In the center just off the Glorieta there is a standing bust honoring Leoncio Vidal, the hero who died fighting in this very location against Spanish forces, and for which the Park takes its name. The first monument ever erected in the park is an obelisk dedicated to the priest who migrated from the coastal town of Remedios with the other families who founded the city. Between these monuments, you’ll find the now iconic statue of “el niño de la bota” or Child with a boot. In the same way Havana is known by the statue of “La Giraldilla” as its city symbol, Santa Clara has her symbol which is the “el niño de la bota”. The impressive bronze statue depicts a boy with a boot in his hand from which a water fountain emerges. The original base of the statue was changed for a more contemporary red granite in the 1960s and it remained that way until the 1990s when, in an effort to recover the original design, the city rebuilt it in its original form.

el-nino-de-la-bota-Santa-Clara

South of that statue we find another one: a 1924 bronze statue of Marta Abreu. She was a much loved resident of Santa Clara. The base of her statue is said to be a time capsule, since it has inside some papers, a magazine and other objects collected during the construction which have been left inside it for future generations.

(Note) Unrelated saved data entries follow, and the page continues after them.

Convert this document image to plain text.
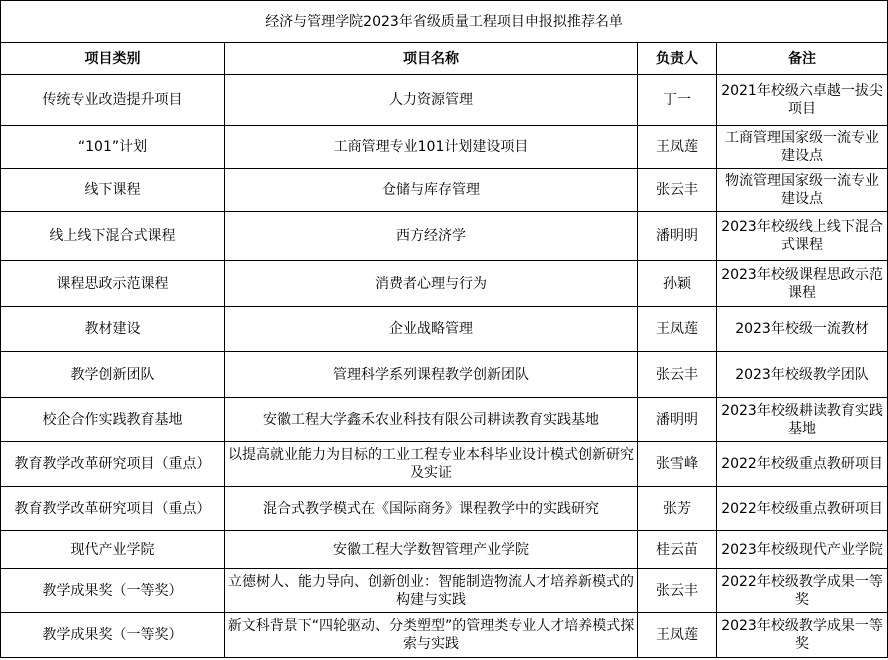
经济与管理学院2023年省级质量工程项目申报拟推荐名单			
项目类别	项目名称	负责人	备注
传统专业改造提升项目	人力资源管理	丁一	2021年校级六卓越一拔尖项目
“101”计划	工商管理专业101计划建设项目	王凤莲	工商管理国家级一流专业建设点
线下课程	仓储与库存管理	张云丰	物流管理国家级一流专业建设点
线上线下混合式课程	西方经济学	潘明明	2023年校级线上线下混合式课程
课程思政示范课程	消费者心理与行为	孙颖	2023年校级课程思政示范课程
教材建设	企业战略管理	王凤莲	2023年校级一流教材
教学创新团队	管理科学系列课程教学创新团队	张云丰	2023年校级教学团队
校企合作实践教育基地	安徽工程大学鑫禾农业科技有限公司耕读教育实践基地	潘明明	2023年校级耕读教育实践基地
教育教学改革研究项目（重点）	以提高就业能力为目标的工业工程专业本科毕业设计模式创新研究及实证	张雪峰	2022年校级重点教研项目
教育教学改革研究项目（重点）	混合式教学模式在《国际商务》课程教学中的实践研究	张芳	2022年校级重点教研项目
现代产业学院	安徽工程大学数智管理产业学院	桂云苗	2023年校级现代产业学院
教学成果奖（一等奖）	立德树人、能力导向、创新创业：智能制造物流人才培养新模式的构建与实践	张云丰	2022年校级教学成果一等奖
教学成果奖（一等奖）	新文科背景下“四轮驱动、分类塑型”的管理类专业人才培养模式探索与实践	王凤莲	2023年校级教学成果一等奖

Marta-Abreu-Statue-Santa-Clara

Bordering the park, you’ll see the tall Santa Clara Libre Hotel which was formerly the Santa Clara Hilton, considered by critics and the general population as an ugly modernist structure drowning the colonial flair of the city. Still, the Hotel building is rich in history. Interestingly, the walls of the hotel still show multiple machine gun bullet marks from the attack of the rebel forces led by Che Guevara and Camilo Cienfuegos during the 1959 Cuban Revolution.